Equity mutual funds are hit hard. Fund houses are losing their equity retail investors at the fastest pace. Believe it or not, it's the reality as fund industry has witnessed an average erosion of a whopping 8,600 equity folios (including equity-linked saving schemes) on a daily basis so far in the current financial year.
This rate of closures is almost double than what was seen in the previous financial year. Rather, during April-July period, fund market saw closure of over a million equity folios which is nearly one-third of the combined account closures during preceding two financial years - FY10 and FY11.
"Investors are now questioning how long is long-term," says Deepak Chatterjee, managing director of SBI Mutual Fund. It's true as normally investors are advised to stay invested at least for three years. But even after this duration, they have not made money. Agrees Saurabh Nanavati, chief executive of Religare Mutual Fund. According to him investors who started systematic investments more than three years ago too are sitting on losses.
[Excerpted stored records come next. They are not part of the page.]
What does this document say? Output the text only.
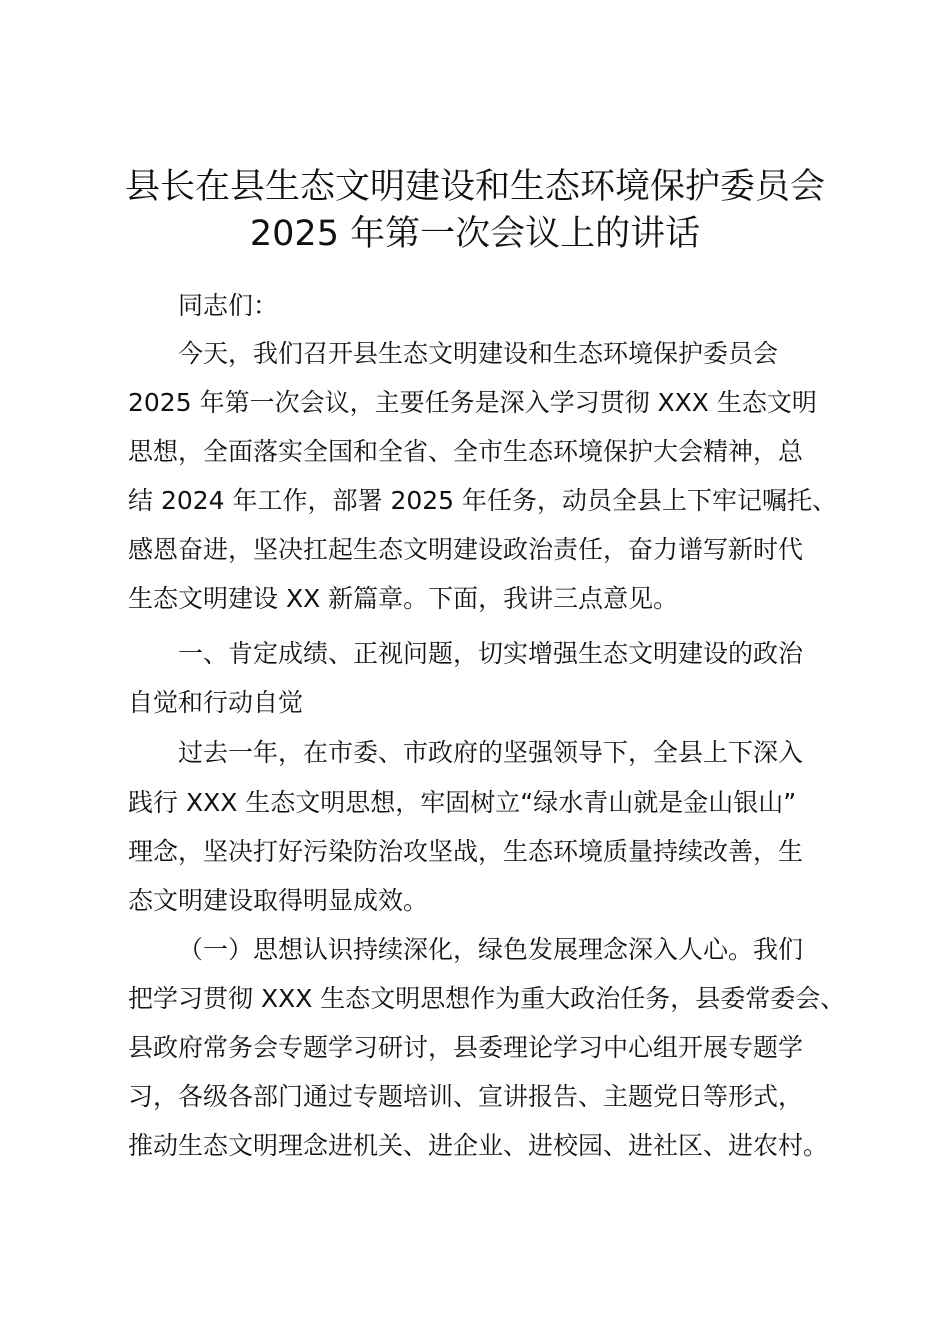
县长在县生态文明建设和生态环境保护委员会
2025 年第一次会议上的讲话
同志们：
今天，我们召开县生态文明建设和生态环境保护委员会
2025 年第一次会议，主要任务是深入学习贯彻 XXX 生态文明
思想，全面落实全国和全省、全市生态环境保护大会精神，总
结 2024 年工作，部署 2025 年任务，动员全县上下牢记嘱托、
感恩奋进，坚决扛起生态文明建设政治责任，奋力谱写新时代
生态文明建设 XX 新篇章。下面，我讲三点意见。
一、肯定成绩、正视问题，切实增强生态文明建设的政治
自觉和行动自觉
过去一年，在市委、市政府的坚强领导下，全县上下深入
践行 XXX 生态文明思想，牢固树立“绿水青山就是金山银山”
理念，坚决打好污染防治攻坚战，生态环境质量持续改善，生
态文明建设取得明显成效。
（一）思想认识持续深化，绿色发展理念深入人心。我们
把学习贯彻 XXX 生态文明思想作为重大政治任务，县委常委会、
县政府常务会专题学习研讨，县委理论学习中心组开展专题学
习，各级各部门通过专题培训、宣讲报告、主题党日等形式，
推动生态文明理念进机关、进企业、进校园、进社区、进农村。
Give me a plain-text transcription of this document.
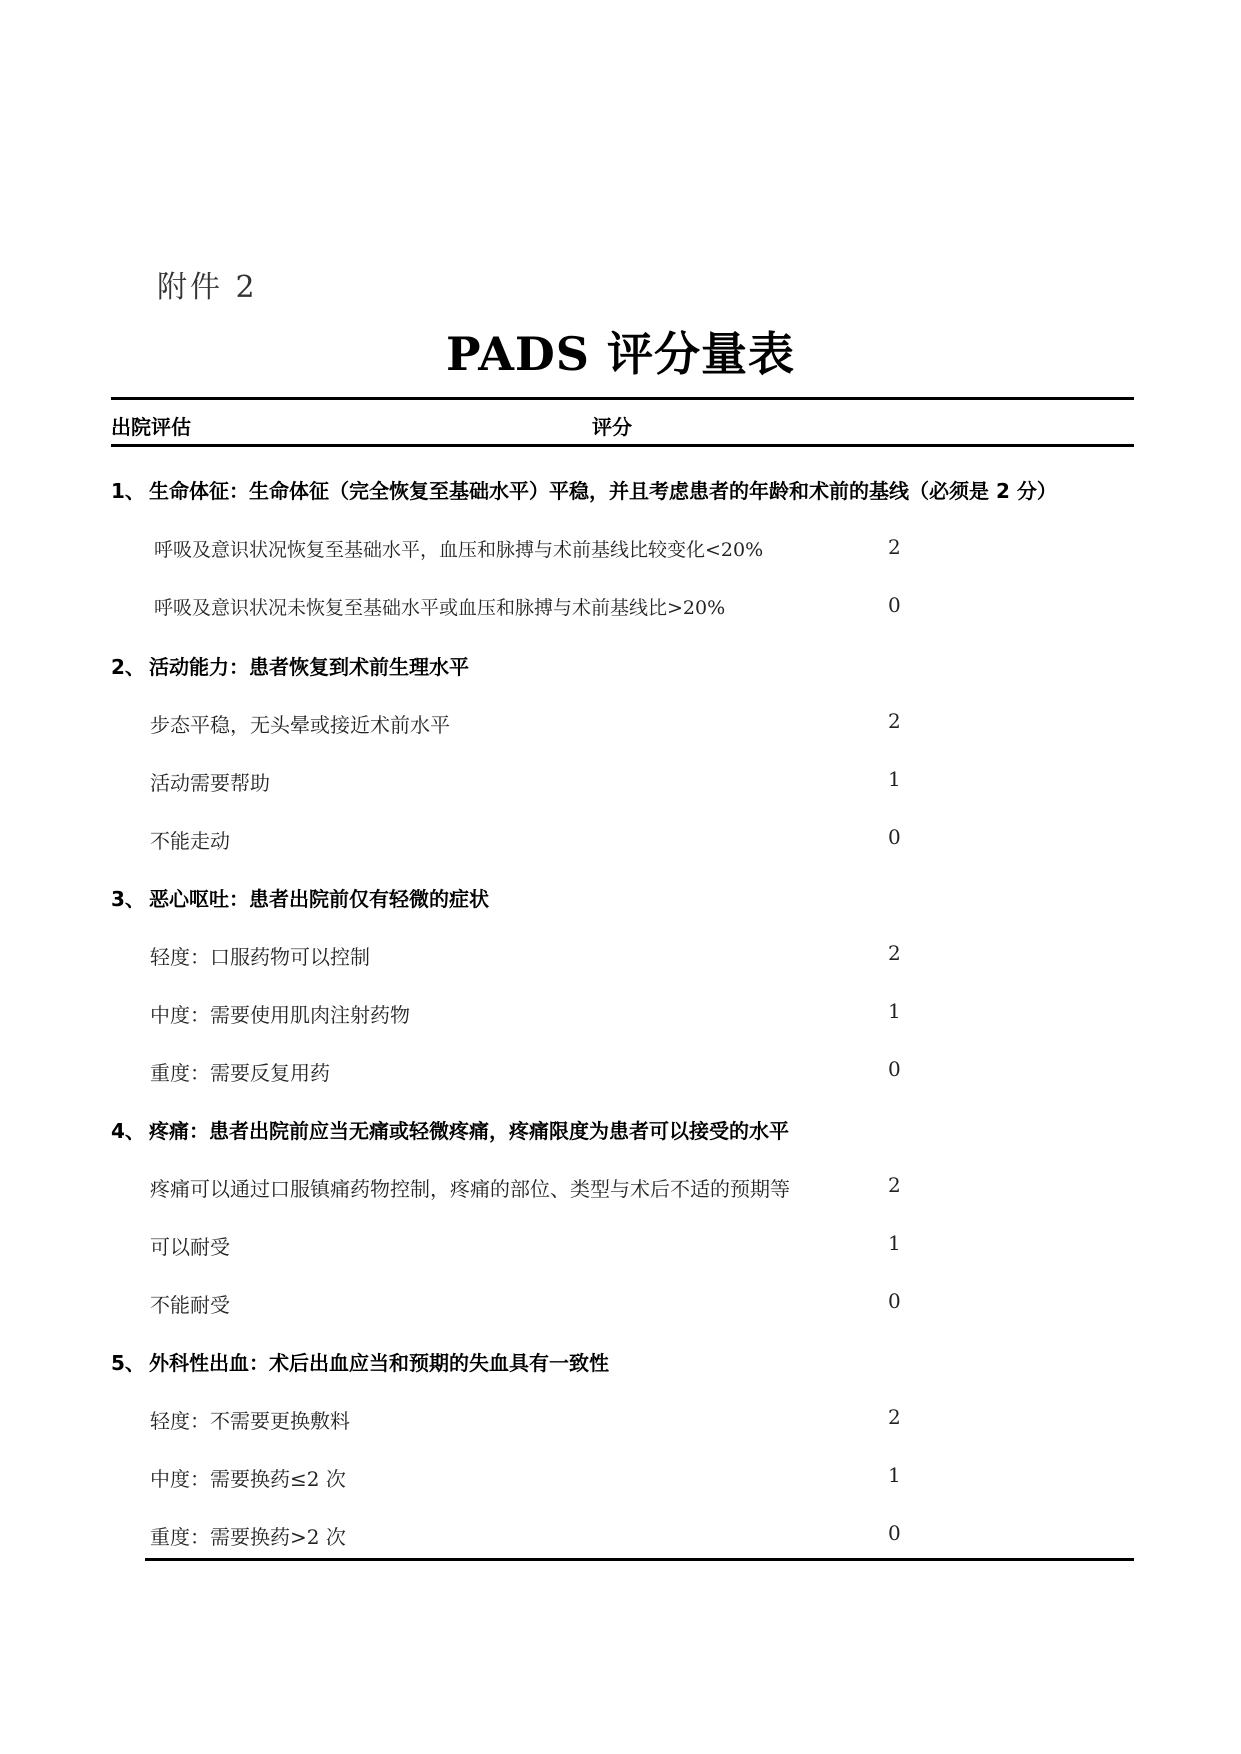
附件 2
PADS 评分量表
出院评估	评分
1、 生命体征：生命体征（完全恢复至基础水平）平稳，并且考虑患者的年龄和术前的基线（必须是 2 分）
呼吸及意识状况恢复至基础水平，血压和脉搏与术前基线比较变化<20%	2
呼吸及意识状况未恢复至基础水平或血压和脉搏与术前基线比>20%	0
2、 活动能力：患者恢复到术前生理水平
步态平稳，无头晕或接近术前水平	2
活动需要帮助	1
不能走动	0
3、 恶心呕吐：患者出院前仅有轻微的症状
轻度：口服药物可以控制	2
中度：需要使用肌肉注射药物	1
重度：需要反复用药	0
4、 疼痛：患者出院前应当无痛或轻微疼痛，疼痛限度为患者可以接受的水平
疼痛可以通过口服镇痛药物控制，疼痛的部位、类型与术后不适的预期等	2
可以耐受	1
不能耐受	0
5、 外科性出血：术后出血应当和预期的失血具有一致性
轻度：不需要更换敷料	2
中度：需要换药≤2 次	1
重度：需要换药>2 次	0
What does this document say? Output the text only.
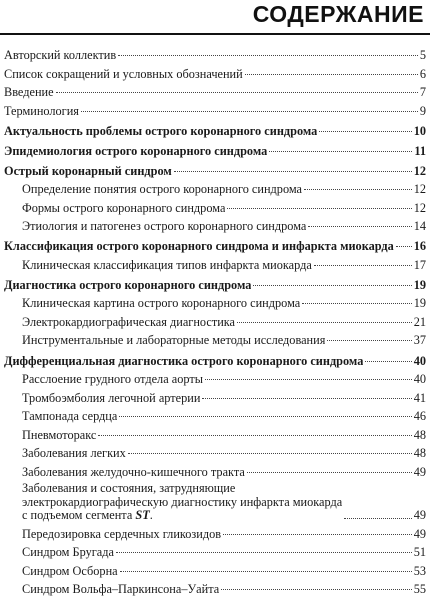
СОДЕРЖАНИЕ
Авторский коллектив	5
Список сокращений и условных обозначений	6
Введение	7
Терминология	9
Актуальность проблемы острого коронарного синдрома	10
Эпидемиология острого коронарного синдрома	11
Острый коронарный синдром	12
Определение понятия острого коронарного синдрома	12
Формы острого коронарного синдрома	12
Этиология и патогенез острого коронарного синдрома	14
Классификация острого коронарного синдрома и инфаркта миокарда 16
Клиническая классификация типов инфаркта миокарда	17
Диагностика острого коронарного синдрома	19
Клиническая картина острого коронарного синдрома	19
Электрокардиографическая диагностика	21
Инструментальные и лабораторные методы исследования	37
Дифференциальная диагностика острого коронарного синдрома	40
Расслоение грудного отдела аорты	40
Тромбоэмболия легочной артерии	41
Тампонада сердца	46
Пневмоторакс	48
Заболевания легких	48
Заболевания желудочно-кишечного тракта	49
Заболевания и состояния, затрудняющие
электрокардиографическую диагностику инфаркта миокарда
с подъемом сегмента ST.	49
Передозировка сердечных гликозидов	49
Синдром Бругада	51
Синдром Осборна	53
Синдром Вольфа–Паркинсона–Уайта	55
GAIN AND LOSS OF EQUITY FOLIOS SINCE FY05 | ||
Year | Number of Equity Folios ** | Average Gain/(Loss) of folios per day |
2012-13* | 3,65,98,141 | -8,601 |
2011-12 | 3,76,47,466 | -4,500 |
2010-11 | 3,92,90,289 | -5,009 |
2009-10 | 4,11,18,785 | -35 |
2008-09 | 4,11,31,623 | 9220 |
2007-08 | 3,77,66,259 | 33,945 |
2006-07 | 2,53,76,347 | 22,295 |
2005-06 | 1,72,38,776 | 22,459 |
2004-05 | 90,41,075 | 2,760 |
* Till July, 2012 ** Including ELSS Source : Securities and Exchange Board of India (Sebi) |
STEADY MONTHLY DECLINE IN NUMBER OF EQUITY FOLIOS SO FAR IN FY13 | |
Month | No of Equity Folios |
April | 3,73,47,567 |
May | 3,71,60,606 |
June | 3,69,25,699 |
July | 3,65,98,141 |
Source : Securities and Exchange Board of India (Sebi) |
According to capital markets regulator Securities and Exchange Board of India (Sebi), in July alone 3.27 lakh equity accounts stood closed, either terminated or cancelled. This brings the overall equity investors' base further down to 36.6 million from 37.6 million in March, 2012.
"This is shocking for the industry that despite having taken various measures in the direction of investors' awareness programmes, we (industry) are unable to arrest the decline in (equity) folios," says chief marketing officer of one of the top 10 fund houses.
Interestingly, during the heydays of the sector during 2007-08 when indices were climbing to newer highs, fund houses added as high as 34,000 equity folios per day. However, later abolition of entry load on equities in August, 2009 kept distributors away leading to sharp fall in equity folios.
Since the beginning of FY13, BSE benchmark index, the Sensex, shed only 168 points or less than a percentage point from 17,404 on 30 March to 17,236 on 31 July, thought it was full of volatility.
"There are all sorts of reason behind the steep decline," explains chief executive officer of new entrant which launched its first equity scheme last year. According to him, "There are hardly any renewals of systematic investment plan (SIPs), profit booking amid volatile stock markets, cancellations of existing folios or for that matter no transactions of the scheduled payments leading to closure of folios. And top of it, of course, the persistent weak equity markets."
Executive Vice President of DSP BlackRock Ajit Menon told Business Standard that fresh investments were lesser than the redemptions in equity segment which showed investors' were shying away from equities.
During April-July, net outflows from equity category stood at Rs 1,430 crore. Assets under management in the segment were Rs 1.78 lakh crore, making it one-fourth of industry's overall assets of Rs 7.3 lakh crore as on 31 July.
The steep pace (over four-fold increase) with which fund houses added investors in their kitty, especially between 2004-05 and 2008-09 mainly because of mis-selling by distributors, seems to have started hurting the industry itself. It appears "Slow and steady wins the race", the well known words of wisdom found few takers among fund houses.